When Greg Gutfeld opened a “Gutfeld!” monologue with “yet another nurse has the TDS curse,” the framing was a joke, but the noun was a pattern. The reason a single phone video from a Michigan car became national news is that it slotted into a recognizable genre: caregivers and professionals broadcasting violent fantasies about a sitting president and treating the broadcast as catharsis rather than evidence. The Trump-derangement frame is not that people dislike the President — disagreement is the ordinary business of a republic — but that a slice of that animosity curdles into recorded calls for his death, posted as if no one is watching.
The conservative-media reaction was swift and predictable, and on this narrow point it was also correct: a self-filmed plan to drive somewhere and knife a person is not a hot take. “The Five” and “Gutfeld!” both folded the clip into a longer running argument about a derangement that has stopped policing itself — the same argument this beat exists to document with receipts rather than adjectives.
Yet another nurse has the TDS curse. When 'I hate the President' turns into a filmed fantasy about driving up there with a knife, that's not a political opinion — that's a problem for the Secret Service and a licensing board. (Paraphrased from the Gutfeld! monologue; profile link.)
Presumption of innocence is not a loophole — it is the rule. We report the file, not a verdict.
A story like this is where an accountability site either earns trust or forfeits it. The temptation is to convict on the strength of the recording. We do not. As of publication no charge has been filed, the woman has not been shown to have any plan or capability beyond the words on the tape, and a “true threat” under federal law is a specific legal finding, not a vibe. We say “appears to,” “allegedly,” and “the recording shows” because those are the honest words for an open matter.
What is not in doubt is the consequence axis, which exists independent of any verdict: a video she made herself, a name in national headlines, a former employer issuing a cooperation statement, a regulator’s license under public scrutiny, and a federal agency that does not file these clips under “free expression.” That is the durable civic lesson — the one this site keeps returning to. You can despise a president and say so at full volume in a free country. The moment the words become a recorded plan to kill him, the country that protects your speech also has a Secret Service, a statute, and a licensing board — and all three were already in motion before the weekend was over.
A nurse filmed herself fantasizing about driving to D.C. to knife the President — and the left calls it 'just venting.' It is not venting. Protect the President. Investigate every threat. Let the licensing board do its job.

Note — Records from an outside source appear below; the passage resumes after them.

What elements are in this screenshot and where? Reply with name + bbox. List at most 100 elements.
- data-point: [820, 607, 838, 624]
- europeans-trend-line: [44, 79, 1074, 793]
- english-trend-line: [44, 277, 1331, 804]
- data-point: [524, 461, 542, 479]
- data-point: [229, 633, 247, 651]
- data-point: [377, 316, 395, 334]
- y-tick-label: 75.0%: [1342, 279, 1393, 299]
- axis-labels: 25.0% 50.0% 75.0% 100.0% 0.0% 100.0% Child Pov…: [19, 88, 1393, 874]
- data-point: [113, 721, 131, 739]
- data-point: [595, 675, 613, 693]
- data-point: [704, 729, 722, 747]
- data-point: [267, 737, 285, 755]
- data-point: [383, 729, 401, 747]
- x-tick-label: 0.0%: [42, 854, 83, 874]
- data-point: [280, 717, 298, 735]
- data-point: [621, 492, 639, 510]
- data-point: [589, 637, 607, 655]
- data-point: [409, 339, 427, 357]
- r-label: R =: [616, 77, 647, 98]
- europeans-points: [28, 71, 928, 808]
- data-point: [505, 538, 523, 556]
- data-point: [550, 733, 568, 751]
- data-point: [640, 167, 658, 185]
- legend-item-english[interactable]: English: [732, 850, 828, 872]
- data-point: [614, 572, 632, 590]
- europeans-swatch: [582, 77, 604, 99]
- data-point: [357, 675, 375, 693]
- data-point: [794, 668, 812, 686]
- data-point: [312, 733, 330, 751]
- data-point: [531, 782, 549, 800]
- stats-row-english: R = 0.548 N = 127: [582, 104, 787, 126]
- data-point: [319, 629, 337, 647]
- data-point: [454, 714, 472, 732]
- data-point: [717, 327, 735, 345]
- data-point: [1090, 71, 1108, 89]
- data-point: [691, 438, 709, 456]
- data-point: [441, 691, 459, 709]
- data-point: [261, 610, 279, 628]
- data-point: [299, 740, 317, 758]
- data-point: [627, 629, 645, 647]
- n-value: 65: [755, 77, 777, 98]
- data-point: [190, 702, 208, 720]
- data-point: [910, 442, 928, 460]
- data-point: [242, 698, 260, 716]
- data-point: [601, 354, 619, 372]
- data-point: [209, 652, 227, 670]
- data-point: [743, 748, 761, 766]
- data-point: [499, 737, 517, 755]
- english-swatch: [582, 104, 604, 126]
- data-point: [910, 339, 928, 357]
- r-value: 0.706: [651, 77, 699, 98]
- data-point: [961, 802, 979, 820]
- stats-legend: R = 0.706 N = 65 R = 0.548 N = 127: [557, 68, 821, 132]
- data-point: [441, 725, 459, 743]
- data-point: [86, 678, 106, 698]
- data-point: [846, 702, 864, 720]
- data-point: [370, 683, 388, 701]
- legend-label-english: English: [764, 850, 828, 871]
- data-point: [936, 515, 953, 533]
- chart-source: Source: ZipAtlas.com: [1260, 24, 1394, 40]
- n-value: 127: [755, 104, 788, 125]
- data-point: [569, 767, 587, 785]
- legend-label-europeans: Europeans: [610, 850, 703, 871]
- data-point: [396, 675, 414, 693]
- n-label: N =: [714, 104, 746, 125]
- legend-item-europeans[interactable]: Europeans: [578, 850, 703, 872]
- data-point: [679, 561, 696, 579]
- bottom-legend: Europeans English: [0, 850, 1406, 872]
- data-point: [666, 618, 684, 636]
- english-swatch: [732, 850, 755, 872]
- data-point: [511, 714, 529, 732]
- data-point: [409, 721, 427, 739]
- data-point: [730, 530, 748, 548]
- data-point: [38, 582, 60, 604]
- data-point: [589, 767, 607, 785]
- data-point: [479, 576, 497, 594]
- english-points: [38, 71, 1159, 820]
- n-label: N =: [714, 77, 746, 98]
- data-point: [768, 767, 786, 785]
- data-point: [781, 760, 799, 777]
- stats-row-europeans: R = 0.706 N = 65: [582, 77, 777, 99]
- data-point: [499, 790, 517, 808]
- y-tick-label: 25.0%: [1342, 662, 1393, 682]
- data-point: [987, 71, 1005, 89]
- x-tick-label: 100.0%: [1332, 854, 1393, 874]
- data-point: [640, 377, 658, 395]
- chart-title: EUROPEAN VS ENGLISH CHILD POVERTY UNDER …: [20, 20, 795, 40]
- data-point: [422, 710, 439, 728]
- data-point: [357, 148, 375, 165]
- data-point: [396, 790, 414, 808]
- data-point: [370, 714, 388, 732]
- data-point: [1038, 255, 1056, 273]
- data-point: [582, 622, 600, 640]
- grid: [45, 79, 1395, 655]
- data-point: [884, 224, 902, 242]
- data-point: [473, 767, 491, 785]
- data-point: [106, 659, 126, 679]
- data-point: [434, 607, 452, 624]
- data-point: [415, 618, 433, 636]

Paraphrased commentary · not a verbatim post
Paraphrased; representative of widely shared Trump-world reaction to the clip.
The level of derangement is sick and dangerous. People openly calling for violence against your President, then acting like it's normal. The Secret Service is the best in the world — they take every one of these seriously.
Paraphrased commentary · not a verbatim post
Paraphrased; representative of the President's recurring public posts on threats and political violence.